Intent-Code Divergence

Medium
Confidence
94% confidence
Finding
The help text claims support for a command-line master password option even though the code elsewhere says such parameters are no longer supported. In a password manager context, documenting insecure secret-passing patterns is dangerous because users may place credentials on the command line, where they can be exposed via shell history, process listings, audit logs, or CI job output.

Missing User Warnings

Medium
Confidence
82% confidence
Finding
The skill advertises restore functionality without clearly warning that restore may overwrite the current vault or cause irreversible data loss. For a password manager, users may invoke restore assuming it is non-destructive, leading to loss of stored credentials, rollback to stale secrets, or accidental replacement of the active vault with compromised or outdated backups.

Missing User Warnings

Medium
Confidence
87% confidence
Finding
The documentation includes a retrieval example with `showPassword: true`, which normalizes secret disclosure without any caution, masking guidance, or explicit requirement for strong user intent. In a password-manager skill, examples strongly influence downstream agent behavior, so this can increase the chance that secrets are revealed into chat logs, UI history, or other unintended sinks.

Missing User Warnings

Medium
Confidence
92% confidence
Finding
`password_manager_get` defaults `showPassword` to `true`, so plaintext secrets are disclosed unless the caller explicitly opts out. In an LLM/agent integration, permissive defaults increase the chance of accidental exposure in tool outputs, logs, UI transcripts, or downstream model context.

Missing User Warnings

Medium
Confidence
80% confidence
Finding
The password generation tool returns the generated password in plaintext. While that is often functionally necessary, it still creates secret-exposure risk in this agent context because the value may appear in chat history, telemetry, screenshots, or logs without an explicit disclosure warning.

Missing User Warnings

Medium
Confidence
89% confidence
Finding
Reading the master password from an environment variable creates a real secret-handling risk because environment variables are often inherited by child processes, captured in debugging output, exposed in CI/CD logs, or readable by local administrators and monitoring tools.

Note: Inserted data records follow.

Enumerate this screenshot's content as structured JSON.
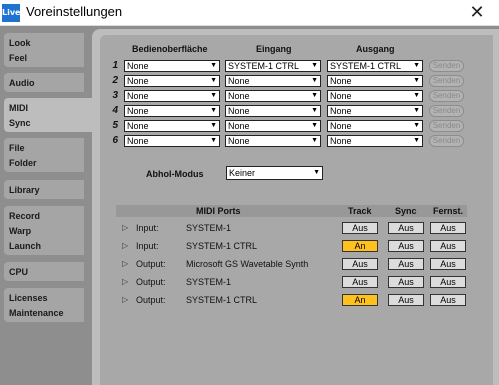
{
  "window": {
    "app_icon_text": "Live",
    "title": "Voreinstellungen",
    "close_glyph": "✕"
  },
  "sidebar": {
    "tabs": [
      {
        "lines": [
          "Look",
          "Feel"
        ]
      },
      {
        "lines": [
          "Audio"
        ]
      },
      {
        "lines": [
          "MIDI",
          "Sync"
        ],
        "active": true
      },
      {
        "lines": [
          "File",
          "Folder"
        ]
      },
      {
        "lines": [
          "Library"
        ]
      },
      {
        "lines": [
          "Record",
          "Warp",
          "Launch"
        ]
      },
      {
        "lines": [
          "CPU"
        ]
      },
      {
        "lines": [
          "Licenses",
          "Maintenance"
        ]
      }
    ]
  },
  "control_surfaces": {
    "col_surface": "Bedienoberfläche",
    "col_input": "Eingang",
    "col_output": "Ausgang",
    "rows": [
      {
        "num": "1",
        "surface": "None",
        "input": "SYSTEM-1 CTRL",
        "output": "SYSTEM-1 CTRL",
        "send": "Senden"
      },
      {
        "num": "2",
        "surface": "None",
        "input": "None",
        "output": "None",
        "send": "Senden"
      },
      {
        "num": "3",
        "surface": "None",
        "input": "None",
        "output": "None",
        "send": "Senden"
      },
      {
        "num": "4",
        "surface": "None",
        "input": "None",
        "output": "None",
        "send": "Senden"
      },
      {
        "num": "5",
        "surface": "None",
        "input": "None",
        "output": "None",
        "send": "Senden"
      },
      {
        "num": "6",
        "surface": "None",
        "input": "None",
        "output": "None",
        "send": "Senden"
      }
    ]
  },
  "takeover": {
    "label": "Abhol-Modus",
    "value": "Keiner"
  },
  "midi_ports": {
    "headers": {
      "ports": "MIDI Ports",
      "track": "Track",
      "sync": "Sync",
      "remote": "Fernst."
    },
    "rows": [
      {
        "type": "Input:",
        "name": "SYSTEM-1",
        "track": "Aus",
        "sync": "Aus",
        "remote": "Aus",
        "track_on": false
      },
      {
        "type": "Input:",
        "name": "SYSTEM-1 CTRL",
        "track": "An",
        "sync": "Aus",
        "remote": "Aus",
        "track_on": true
      },
      {
        "type": "Output:",
        "name": "Microsoft GS Wavetable Synth",
        "track": "Aus",
        "sync": "Aus",
        "remote": "Aus",
        "track_on": false
      },
      {
        "type": "Output:",
        "name": "SYSTEM-1",
        "track": "Aus",
        "sync": "Aus",
        "remote": "Aus",
        "track_on": false
      },
      {
        "type": "Output:",
        "name": "SYSTEM-1 CTRL",
        "track": "An",
        "sync": "Aus",
        "remote": "Aus",
        "track_on": true
      }
    ]
  },
  "colors": {
    "accent_on": "#ffc11e",
    "panel": "#bdbdbd",
    "inner": "#a8a8a8"
  }
}
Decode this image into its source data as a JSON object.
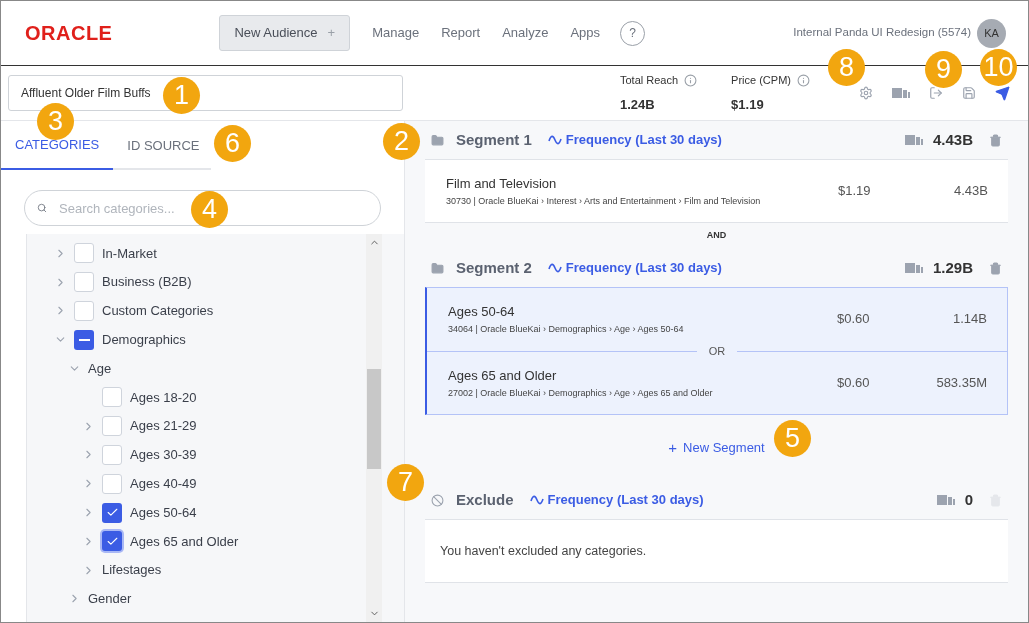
{
  "header": {
    "logo": "ORACLE",
    "new_button": "New Audience",
    "new_button_icon": "+",
    "nav": [
      "Manage",
      "Report",
      "Analyze",
      "Apps"
    ],
    "help": "?",
    "account": "Internal Panda UI Redesign (5574)",
    "avatar": "KA"
  },
  "toolbar": {
    "audience_name": "Affluent Older Film Buffs",
    "metrics": [
      {
        "label": "Total Reach",
        "value": "1.24B"
      },
      {
        "label": "Price (CPM)",
        "value": "$1.19"
      }
    ]
  },
  "tabs": [
    {
      "label": "CATEGORIES",
      "selected": true
    },
    {
      "label": "ID SOURCE",
      "selected": false
    }
  ],
  "search": {
    "placeholder": "Search categories..."
  },
  "tree": [
    {
      "label": "In-Market",
      "expanded": false,
      "checked": false,
      "indeterminate": false
    },
    {
      "label": "Business (B2B)",
      "expanded": false,
      "checked": false,
      "indeterminate": false
    },
    {
      "label": "Custom Categories",
      "expanded": false,
      "checked": false,
      "indeterminate": false
    },
    {
      "label": "Demographics",
      "expanded": true,
      "checked": true,
      "indeterminate": true,
      "children": [
        {
          "label": "Age",
          "expanded": true,
          "children": [
            {
              "label": "Ages 18-20",
              "checked": false,
              "indeterminate": false
            },
            {
              "label": "Ages 21-29",
              "expanded": false,
              "checked": false,
              "indeterminate": false
            },
            {
              "label": "Ages 30-39",
              "expanded": false,
              "checked": false,
              "indeterminate": false
            },
            {
              "label": "Ages 40-49",
              "expanded": false,
              "checked": false,
              "indeterminate": false
            },
            {
              "label": "Ages 50-64",
              "expanded": false,
              "checked": true,
              "indeterminate": false
            },
            {
              "label": "Ages 65 and Older",
              "expanded": false,
              "checked": true,
              "indeterminate": false,
              "focused": true
            },
            {
              "label": "Lifestages",
              "expanded": false
            }
          ]
        },
        {
          "label": "Gender",
          "expanded": false
        }
      ]
    }
  ],
  "segments": [
    {
      "title": "Segment 1",
      "frequency": "Frequency (Last 30 days)",
      "reach": "4.43B",
      "selected": false,
      "rows": [
        {
          "name": "Film and Television",
          "path": "30730 | Oracle BlueKai › Interest › Arts and Entertainment › Film and Television",
          "price": "$1.19",
          "reach": "4.43B"
        }
      ],
      "next_joiner": "AND"
    },
    {
      "title": "Segment 2",
      "frequency": "Frequency (Last 30 days)",
      "reach": "1.29B",
      "selected": true,
      "joiner": "OR",
      "rows": [
        {
          "name": "Ages 50-64",
          "path": "34064 | Oracle BlueKai › Demographics › Age › Ages 50-64",
          "price": "$0.60",
          "reach": "1.14B"
        },
        {
          "name": "Ages 65 and Older",
          "path": "27002 | Oracle BlueKai › Demographics › Age › Ages 65 and Older",
          "price": "$0.60",
          "reach": "583.35M"
        }
      ]
    }
  ],
  "new_segment": {
    "icon": "+",
    "label": "New Segment"
  },
  "exclude": {
    "kind": "exclude",
    "title": "Exclude",
    "frequency": "Frequency (Last 30 days)",
    "reach": "0",
    "empty": "You haven't excluded any categories."
  },
  "callouts": [
    "1",
    "2",
    "3",
    "4",
    "5",
    "6",
    "7",
    "8",
    "9",
    "10"
  ]
}
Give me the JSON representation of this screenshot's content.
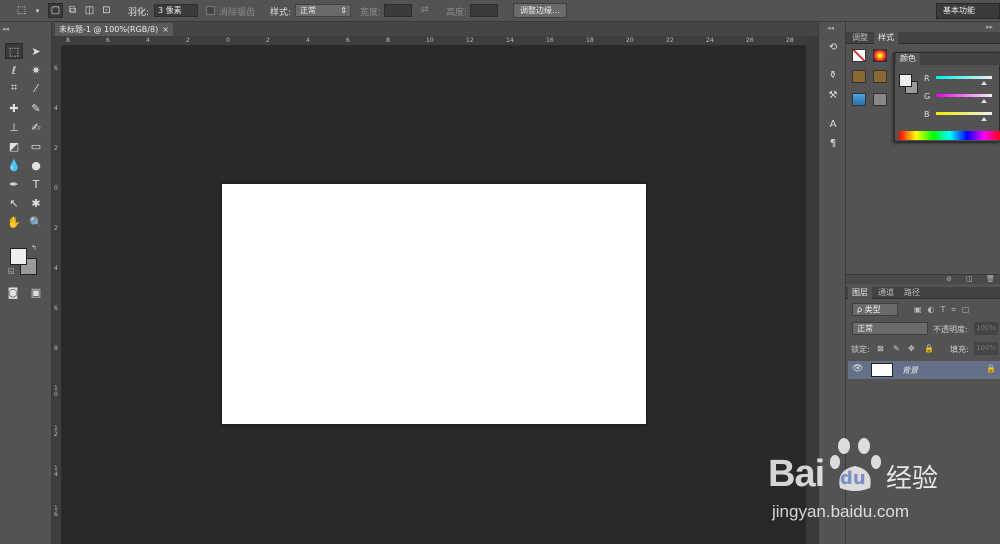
{
  "options_bar": {
    "feather_label": "羽化:",
    "feather_value": "3 像素",
    "antialias_label": "消除锯齿",
    "style_label": "样式:",
    "style_value": "正常",
    "width_label": "宽度:",
    "height_label": "高度:",
    "refine_edge_label": "调整边缘..."
  },
  "workspace": "基本功能",
  "document": {
    "tab_title": "未标题-1 @ 100%(RGB/8)",
    "close": "×",
    "ruler_h": [
      "8",
      "6",
      "4",
      "2",
      "0",
      "2",
      "4",
      "6",
      "8",
      "10",
      "12",
      "14",
      "16",
      "18",
      "20",
      "22",
      "24",
      "26",
      "28"
    ],
    "ruler_v": [
      "6",
      "4",
      "2",
      "0",
      "2",
      "4",
      "6",
      "8",
      "1\n0",
      "1\n2",
      "1\n4",
      "1\n6"
    ]
  },
  "panels": {
    "top_tabs": [
      "调整",
      "样式"
    ],
    "color_tab": "颜色",
    "rgb_labels": [
      "R",
      "G",
      "B"
    ],
    "layers_tabs": [
      "图层",
      "通道",
      "路径"
    ],
    "filter_kind": "ρ 类型",
    "blend_mode": "正常",
    "opacity_label": "不透明度:",
    "opacity_value": "100%",
    "lock_label": "锁定:",
    "fill_label": "填充:",
    "fill_value": "100%",
    "layer_name": "背景"
  },
  "watermark": {
    "brand": "Bai",
    "brand2": "du",
    "suffix": "经验",
    "url": "jingyan.baidu.com"
  },
  "colors": {
    "canvas": "#ffffff",
    "workspace_bg": "#282828",
    "panel_bg": "#535353",
    "layer_selected": "#637087",
    "watermark": "#ffffff"
  }
}
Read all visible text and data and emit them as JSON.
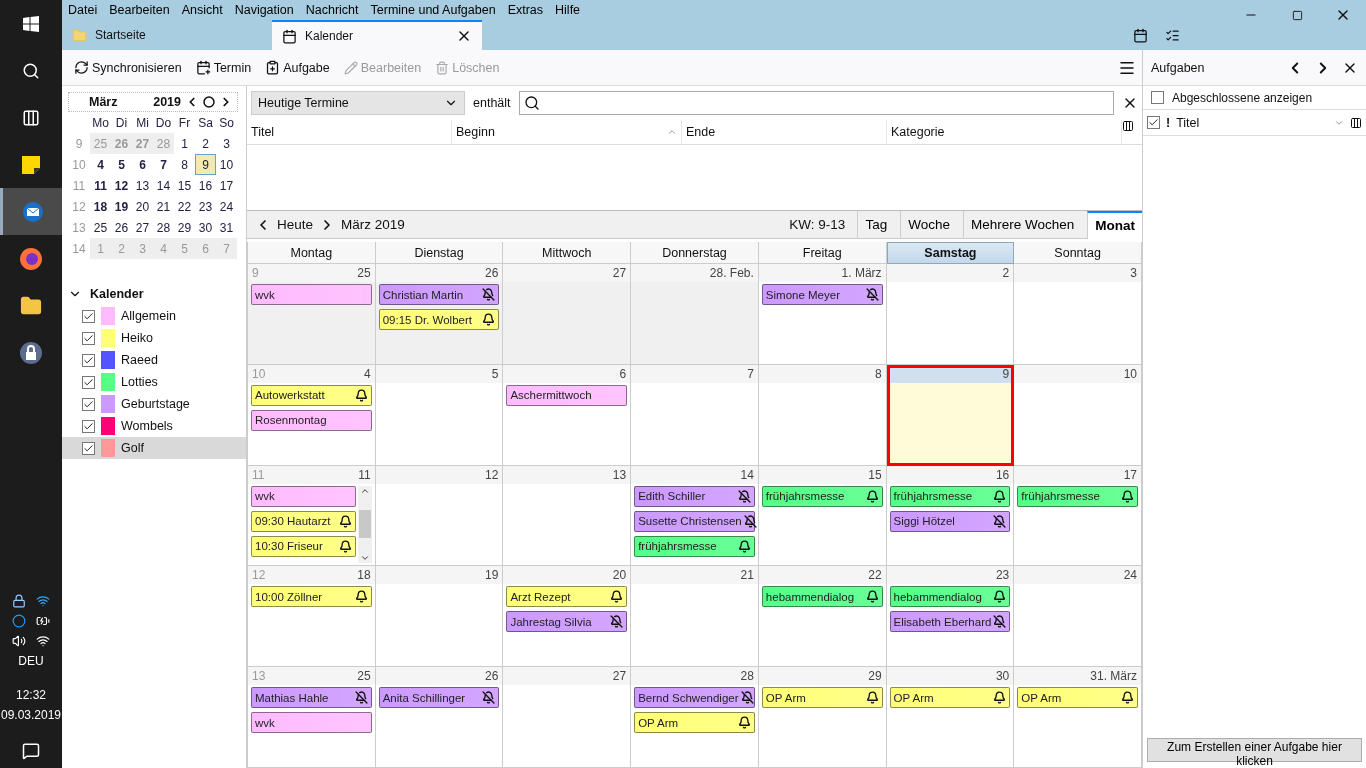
{
  "taskbar": {
    "apps": [
      {
        "kind": "windows",
        "selected": false
      },
      {
        "kind": "search",
        "selected": false
      },
      {
        "kind": "taskview",
        "selected": false
      },
      {
        "kind": "notes",
        "selected": false
      },
      {
        "kind": "mail",
        "selected": true
      },
      {
        "kind": "browser",
        "selected": false
      },
      {
        "kind": "folder",
        "selected": false
      },
      {
        "kind": "lock",
        "selected": false
      }
    ],
    "language": "DEU",
    "time": "12:32",
    "date": "09.03.2019"
  },
  "menu": [
    "Datei",
    "Bearbeiten",
    "Ansicht",
    "Navigation",
    "Nachricht",
    "Termine und Aufgaben",
    "Extras",
    "Hilfe"
  ],
  "tabs": [
    {
      "label": "Startseite",
      "kind": "home",
      "selected": false
    },
    {
      "label": "Kalender",
      "kind": "calendar",
      "selected": true
    }
  ],
  "toolbar": [
    {
      "label": "Synchronisieren",
      "kind": "sync",
      "disabled": false
    },
    {
      "label": "Termin",
      "kind": "event",
      "disabled": false
    },
    {
      "label": "Aufgabe",
      "kind": "task",
      "disabled": false
    },
    {
      "label": "Bearbeiten",
      "kind": "edit",
      "disabled": true
    },
    {
      "label": "Löschen",
      "kind": "delete",
      "disabled": true
    }
  ],
  "minical": {
    "month": "März",
    "year": "2019",
    "weekdays": [
      "Mo",
      "Di",
      "Mi",
      "Do",
      "Fr",
      "Sa",
      "So"
    ],
    "weeks": [
      {
        "week": "9",
        "days": [
          {
            "d": "25",
            "bold": false,
            "outside": true,
            "today": false
          },
          {
            "d": "26",
            "bold": true,
            "outside": true,
            "today": false
          },
          {
            "d": "27",
            "bold": true,
            "outside": true,
            "today": false
          },
          {
            "d": "28",
            "bold": false,
            "outside": true,
            "today": false
          },
          {
            "d": "1",
            "bold": false,
            "outside": false,
            "today": false
          },
          {
            "d": "2",
            "bold": false,
            "outside": false,
            "today": false
          },
          {
            "d": "3",
            "bold": false,
            "outside": false,
            "today": false
          }
        ]
      },
      {
        "week": "10",
        "days": [
          {
            "d": "4",
            "bold": true,
            "outside": false,
            "today": false
          },
          {
            "d": "5",
            "bold": true,
            "outside": false,
            "today": false
          },
          {
            "d": "6",
            "bold": true,
            "outside": false,
            "today": false
          },
          {
            "d": "7",
            "bold": true,
            "outside": false,
            "today": false
          },
          {
            "d": "8",
            "bold": false,
            "outside": false,
            "today": false
          },
          {
            "d": "9",
            "bold": false,
            "outside": false,
            "today": true
          },
          {
            "d": "10",
            "bold": false,
            "outside": false,
            "today": false
          }
        ]
      },
      {
        "week": "11",
        "days": [
          {
            "d": "11",
            "bold": true,
            "outside": false,
            "today": false
          },
          {
            "d": "12",
            "bold": true,
            "outside": false,
            "today": false
          },
          {
            "d": "13",
            "bold": false,
            "outside": false,
            "today": false
          },
          {
            "d": "14",
            "bold": false,
            "outside": false,
            "today": false
          },
          {
            "d": "15",
            "bold": false,
            "outside": false,
            "today": false
          },
          {
            "d": "16",
            "bold": false,
            "outside": false,
            "today": false
          },
          {
            "d": "17",
            "bold": false,
            "outside": false,
            "today": false
          }
        ]
      },
      {
        "week": "12",
        "days": [
          {
            "d": "18",
            "bold": true,
            "outside": false,
            "today": false
          },
          {
            "d": "19",
            "bold": true,
            "outside": false,
            "today": false
          },
          {
            "d": "20",
            "bold": false,
            "outside": false,
            "today": false
          },
          {
            "d": "21",
            "bold": false,
            "outside": false,
            "today": false
          },
          {
            "d": "22",
            "bold": false,
            "outside": false,
            "today": false
          },
          {
            "d": "23",
            "bold": false,
            "outside": false,
            "today": false
          },
          {
            "d": "24",
            "bold": false,
            "outside": false,
            "today": false
          }
        ]
      },
      {
        "week": "13",
        "days": [
          {
            "d": "25",
            "bold": false,
            "outside": false,
            "today": false
          },
          {
            "d": "26",
            "bold": false,
            "outside": false,
            "today": false
          },
          {
            "d": "27",
            "bold": false,
            "outside": false,
            "today": false
          },
          {
            "d": "28",
            "bold": false,
            "outside": false,
            "today": false
          },
          {
            "d": "29",
            "bold": false,
            "outside": false,
            "today": false
          },
          {
            "d": "30",
            "bold": false,
            "outside": false,
            "today": false
          },
          {
            "d": "31",
            "bold": false,
            "outside": false,
            "today": false
          }
        ]
      },
      {
        "week": "14",
        "days": [
          {
            "d": "1",
            "bold": false,
            "outside": true,
            "today": false
          },
          {
            "d": "2",
            "bold": false,
            "outside": true,
            "today": false
          },
          {
            "d": "3",
            "bold": false,
            "outside": true,
            "today": false
          },
          {
            "d": "4",
            "bold": false,
            "outside": true,
            "today": false
          },
          {
            "d": "5",
            "bold": false,
            "outside": true,
            "today": false
          },
          {
            "d": "6",
            "bold": false,
            "outside": true,
            "today": false
          },
          {
            "d": "7",
            "bold": false,
            "outside": true,
            "today": false
          }
        ]
      }
    ]
  },
  "calendars": {
    "title": "Kalender",
    "expanded": true,
    "items": [
      {
        "name": "Allgemein",
        "color": "#ffbbff",
        "checked": true,
        "selected": false
      },
      {
        "name": "Heiko",
        "color": "#ffff77",
        "checked": true,
        "selected": false
      },
      {
        "name": "Raeed",
        "color": "#5555ff",
        "checked": true,
        "selected": false
      },
      {
        "name": "Lotties",
        "color": "#55ff88",
        "checked": true,
        "selected": false
      },
      {
        "name": "Geburtstage",
        "color": "#cc99ff",
        "checked": true,
        "selected": false
      },
      {
        "name": "Wombels",
        "color": "#ff0077",
        "checked": true,
        "selected": false
      },
      {
        "name": "Golf",
        "color": "#ff9999",
        "checked": true,
        "selected": true
      }
    ]
  },
  "filter": {
    "value": "Heutige Termine",
    "operator": "enthält"
  },
  "list_columns": [
    {
      "label": "Titel",
      "sorted": false
    },
    {
      "label": "Beginn",
      "sorted": true
    },
    {
      "label": "Ende",
      "sorted": false
    },
    {
      "label": "Kategorie",
      "sorted": false
    }
  ],
  "nav": {
    "today": "Heute",
    "period": "März 2019",
    "weeks": "KW: 9-13",
    "views": [
      {
        "label": "Tag",
        "selected": false
      },
      {
        "label": "Woche",
        "selected": false
      },
      {
        "label": "Mehrere Wochen",
        "selected": false
      },
      {
        "label": "Monat",
        "selected": true
      }
    ]
  },
  "weekdays": [
    {
      "label": "Montag",
      "selected": false
    },
    {
      "label": "Dienstag",
      "selected": false
    },
    {
      "label": "Mittwoch",
      "selected": false
    },
    {
      "label": "Donnerstag",
      "selected": false
    },
    {
      "label": "Freitag",
      "selected": false
    },
    {
      "label": "Samstag",
      "selected": true
    },
    {
      "label": "Sonntag",
      "selected": false
    }
  ],
  "month": [
    {
      "week": "9",
      "days": [
        {
          "label": "25",
          "outside": true,
          "today": false,
          "events": [
            {
              "title": "wvk",
              "color": "#ffbbff"
            }
          ]
        },
        {
          "label": "26",
          "outside": true,
          "today": false,
          "events": [
            {
              "title": "Christian Martin",
              "color": "#cc99ff",
              "alarm": false
            },
            {
              "title": "09:15 Dr. Wolbert",
              "color": "#ffff77",
              "alarm": true
            }
          ]
        },
        {
          "label": "27",
          "outside": true,
          "today": false
        },
        {
          "label": "28. Feb.",
          "outside": true,
          "today": false
        },
        {
          "label": "1. März",
          "outside": false,
          "today": false,
          "events": [
            {
              "title": "Simone Meyer",
              "color": "#cc99ff",
              "alarm": false
            }
          ]
        },
        {
          "label": "2",
          "outside": false,
          "today": false
        },
        {
          "label": "3",
          "outside": false,
          "today": false
        }
      ]
    },
    {
      "week": "10",
      "days": [
        {
          "label": "4",
          "outside": false,
          "today": false,
          "events": [
            {
              "title": "Autowerkstatt",
              "color": "#ffff77",
              "alarm": true
            },
            {
              "title": "Rosenmontag",
              "color": "#ffbbff"
            }
          ]
        },
        {
          "label": "5",
          "outside": false,
          "today": false
        },
        {
          "label": "6",
          "outside": false,
          "today": false,
          "events": [
            {
              "title": "Aschermittwoch",
              "color": "#ffbbff"
            }
          ]
        },
        {
          "label": "7",
          "outside": false,
          "today": false
        },
        {
          "label": "8",
          "outside": false,
          "today": false
        },
        {
          "label": "9",
          "outside": false,
          "today": true
        },
        {
          "label": "10",
          "outside": false,
          "today": false
        }
      ]
    },
    {
      "week": "11",
      "days": [
        {
          "label": "11",
          "outside": false,
          "today": false,
          "scrollable": true,
          "events": [
            {
              "title": "wvk",
              "color": "#ffbbff"
            },
            {
              "title": "09:30 Hautarzt",
              "color": "#ffff77",
              "alarm": true
            },
            {
              "title": "10:30 Friseur",
              "color": "#ffff77",
              "alarm": true
            }
          ]
        },
        {
          "label": "12",
          "outside": false,
          "today": false
        },
        {
          "label": "13",
          "outside": false,
          "today": false
        },
        {
          "label": "14",
          "outside": false,
          "today": false,
          "events": [
            {
              "title": "Edith Schiller",
              "color": "#cc99ff",
              "alarm": false
            },
            {
              "title": "Susette Christensen",
              "color": "#cc99ff",
              "alarm": false
            },
            {
              "title": "frühjahrsmesse",
              "color": "#55ff88",
              "alarm": true
            }
          ]
        },
        {
          "label": "15",
          "outside": false,
          "today": false,
          "events": [
            {
              "title": "frühjahrsmesse",
              "color": "#55ff88",
              "alarm": true
            }
          ]
        },
        {
          "label": "16",
          "outside": false,
          "today": false,
          "events": [
            {
              "title": "frühjahrsmesse",
              "color": "#55ff88",
              "alarm": true
            },
            {
              "title": "Siggi Hötzel",
              "color": "#cc99ff",
              "alarm": false
            }
          ]
        },
        {
          "label": "17",
          "outside": false,
          "today": false,
          "events": [
            {
              "title": "frühjahrsmesse",
              "color": "#55ff88",
              "alarm": true
            }
          ]
        }
      ]
    },
    {
      "week": "12",
      "days": [
        {
          "label": "18",
          "outside": false,
          "today": false,
          "events": [
            {
              "title": "10:00 Zöllner",
              "color": "#ffff77",
              "alarm": true
            }
          ]
        },
        {
          "label": "19",
          "outside": false,
          "today": false
        },
        {
          "label": "20",
          "outside": false,
          "today": false,
          "events": [
            {
              "title": "Arzt Rezept",
              "color": "#ffff77",
              "alarm": true
            },
            {
              "title": "Jahrestag Silvia",
              "color": "#cc99ff",
              "alarm": false
            }
          ]
        },
        {
          "label": "21",
          "outside": false,
          "today": false
        },
        {
          "label": "22",
          "outside": false,
          "today": false,
          "events": [
            {
              "title": "hebammendialog",
              "color": "#55ff88",
              "alarm": true
            }
          ]
        },
        {
          "label": "23",
          "outside": false,
          "today": false,
          "events": [
            {
              "title": "hebammendialog",
              "color": "#55ff88",
              "alarm": true
            },
            {
              "title": "Elisabeth Eberhard",
              "color": "#cc99ff",
              "alarm": false
            }
          ]
        },
        {
          "label": "24",
          "outside": false,
          "today": false
        }
      ]
    },
    {
      "week": "13",
      "days": [
        {
          "label": "25",
          "outside": false,
          "today": false,
          "events": [
            {
              "title": "Mathias Hahle",
              "color": "#cc99ff",
              "alarm": false
            },
            {
              "title": "wvk",
              "color": "#ffbbff"
            }
          ]
        },
        {
          "label": "26",
          "outside": false,
          "today": false,
          "events": [
            {
              "title": "Anita Schillinger",
              "color": "#cc99ff",
              "alarm": false
            }
          ]
        },
        {
          "label": "27",
          "outside": false,
          "today": false
        },
        {
          "label": "28",
          "outside": false,
          "today": false,
          "events": [
            {
              "title": "Bernd Schwendiger",
              "color": "#cc99ff",
              "alarm": false
            },
            {
              "title": "OP Arm",
              "color": "#ffff77",
              "alarm": true
            }
          ]
        },
        {
          "label": "29",
          "outside": false,
          "today": false,
          "events": [
            {
              "title": "OP Arm",
              "color": "#ffff77",
              "alarm": true
            }
          ]
        },
        {
          "label": "30",
          "outside": false,
          "today": false,
          "events": [
            {
              "title": "OP Arm",
              "color": "#ffff77",
              "alarm": true
            }
          ]
        },
        {
          "label": "31. März",
          "outside": false,
          "today": false,
          "events": [
            {
              "title": "OP Arm",
              "color": "#ffff77",
              "alarm": true
            }
          ]
        }
      ]
    }
  ],
  "tasks": {
    "title": "Aufgaben",
    "show_completed": {
      "label": "Abgeschlossene anzeigen",
      "checked": false
    },
    "columns": [
      {
        "label": "!"
      },
      {
        "label": "Titel"
      }
    ],
    "all_checked": true,
    "create_button": "Zum Erstellen einer Aufgabe hier klicken"
  }
}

In a password manager, the master password is the root secret, so encouraging this path without prominent warnings increases the likelihood of catastrophic credential compromise.

Missing User Warnings

High
Confidence
97% confidence
Finding
The non-TTY fallback uses visible input for the master password without warning the user that the secret may be echoed, recorded by terminal logging, piped through tooling, or stored in transcripts. Because this is the master password for the vault, accidental exposure here can fully compromise all stored secrets, making the issue especially serious in this skill's context.

Missing User Warnings

High
Confidence
99% confidence
Finding
The change-password command accepts both old and new master passwords as CLI arguments, which is a well-known secret exposure vector because command-line arguments are frequently visible via process lists, shell history, telemetry, job runners, and support bundles. In a local password manager, exposing either the old or new master password can enable vault compromise immediately or after the password rotation.

Missing User Warnings

High
Confidence
97% confidence
Finding
The code stores decrypted vault key material in a local cache file (`key.enc`) for up to 48 hours, protected only by a key derived from the master password. This materially weakens the security model of a password manager: an attacker who obtains the master password later, or can brute-force it offline against the cache file, can recover the vault key without needing interactive unlock, and persistent key caching increases exposure from disk theft, malware, backups, and multi-user systems.

VirusTotal

64/64 vendors flagged this skill as clean.